Strange Goings On
Chapter One: Making Sense of it all
By Nathan Mullins
There are strange goings on in Ealing. Only, the ordinary is less so, for what is going on, behind the scenes, is a mystery.
-
David bought the paper for its usual ninety five pence. He paid the shop keeper, who took his money and pocketed it. David was leaving, when the shop keeper called him back.
“David, I say… have you read the main article?” he called after him.
David turned to face the man behind the counter. He said – “Are you having a laugh, I’ve only just bought it?!”
He wanted to escape the clutches of the fellow drawing him back into the darkness. Out in the open, the sunlight enticed him further towards the door, but Mr Briggs, the shop Keeper continued to pester him.
David strolled back towards the counter. He leant across it at Mr Briggs.
The shop keeper smiled. “Well, perhaps you’ve seen the news?”

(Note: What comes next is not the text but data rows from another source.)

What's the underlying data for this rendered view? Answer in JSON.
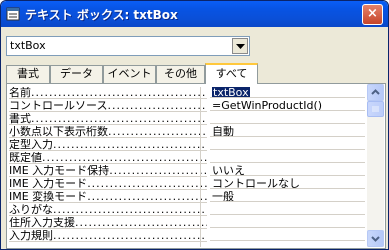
{
  "window": {
    "title": "テキスト ボックス: txtBox",
    "close_label": "×"
  },
  "object_combo": {
    "value": "txtBox"
  },
  "tabs": [
    "書式",
    "データ",
    "イベント",
    "その他",
    "すべて"
  ],
  "active_tab": "すべて",
  "properties": [
    {
      "name": "名前",
      "value": "txtBox",
      "selected": true
    },
    {
      "name": "コントロールソース",
      "value": "=GetWinProductId()"
    },
    {
      "name": "書式",
      "value": ""
    },
    {
      "name": "小数点以下表示桁数",
      "value": "自動"
    },
    {
      "name": "定型入力",
      "value": ""
    },
    {
      "name": "既定値",
      "value": ""
    },
    {
      "name": "IME 入力モード保持",
      "value": "いいえ"
    },
    {
      "name": "IME 入力モード",
      "value": "コントロールなし"
    },
    {
      "name": "IME 変換モード",
      "value": "一般"
    },
    {
      "name": "ふりがな",
      "value": ""
    },
    {
      "name": "住所入力支援",
      "value": ""
    },
    {
      "name": "入力規則",
      "value": ""
    }
  ],
  "colors": {
    "title_bar": "#0a4fd7",
    "selection": "#0a246a",
    "active_tab_accent": "#ffc83c"
  }
}
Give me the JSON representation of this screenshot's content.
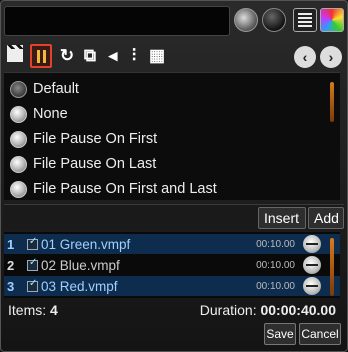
{
  "toolbar": {
    "icons": [
      "clapper-icon",
      "pause-icon",
      "refresh-icon",
      "insert-frame-icon",
      "reverse-icon",
      "split-icon",
      "film-icon"
    ],
    "active": "pause-icon"
  },
  "options": [
    {
      "label": "Default",
      "selected": true
    },
    {
      "label": "None",
      "selected": false
    },
    {
      "label": "File Pause On First",
      "selected": false
    },
    {
      "label": "File Pause On Last",
      "selected": false
    },
    {
      "label": "File Pause On First and Last",
      "selected": false
    }
  ],
  "list_buttons": {
    "insert": "Insert",
    "add": "Add"
  },
  "playlist": [
    {
      "num": "1",
      "name": "01 Green.vmpf",
      "duration": "00:10.00",
      "selected": true
    },
    {
      "num": "2",
      "name": "02 Blue.vmpf",
      "duration": "00:10.00",
      "selected": false
    },
    {
      "num": "3",
      "name": "03 Red.vmpf",
      "duration": "00:10.00",
      "selected": true
    }
  ],
  "footer": {
    "items_label": "Items:",
    "items_value": "4",
    "duration_label": "Duration:",
    "duration_value": "00:00:40.00"
  },
  "buttons": {
    "save": "Save",
    "cancel": "Cancel"
  },
  "colors": {
    "accent": "#e2422b",
    "selection": "#0e2c4e",
    "pause": "#f4b838"
  }
}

“No,” replied David, sounding desperate still. “I’ve just left home to collect this. I’ve had no time to sit around watching the TV!”
It sounded like David was yelling at Mr Briggs. He apologised. Then he came up with something to replace his grouchiness. “Nephews are coming over later, so…” and he paused. This was to be the sentence granting him freedom. “I’ve got to get back and tidy up, before they arrive…”
Mr Briggs nodded.
“Oh, okay,” he said, sounding miserable. “It’s just,” and he paused, grabbing from behind the counter a similar paper to David’s. “I thought you’d be interested to learn that…”
-
David returned home later that day, after a long chat, a cuppa, and several biscuits in which were eaten round Brigg’s house.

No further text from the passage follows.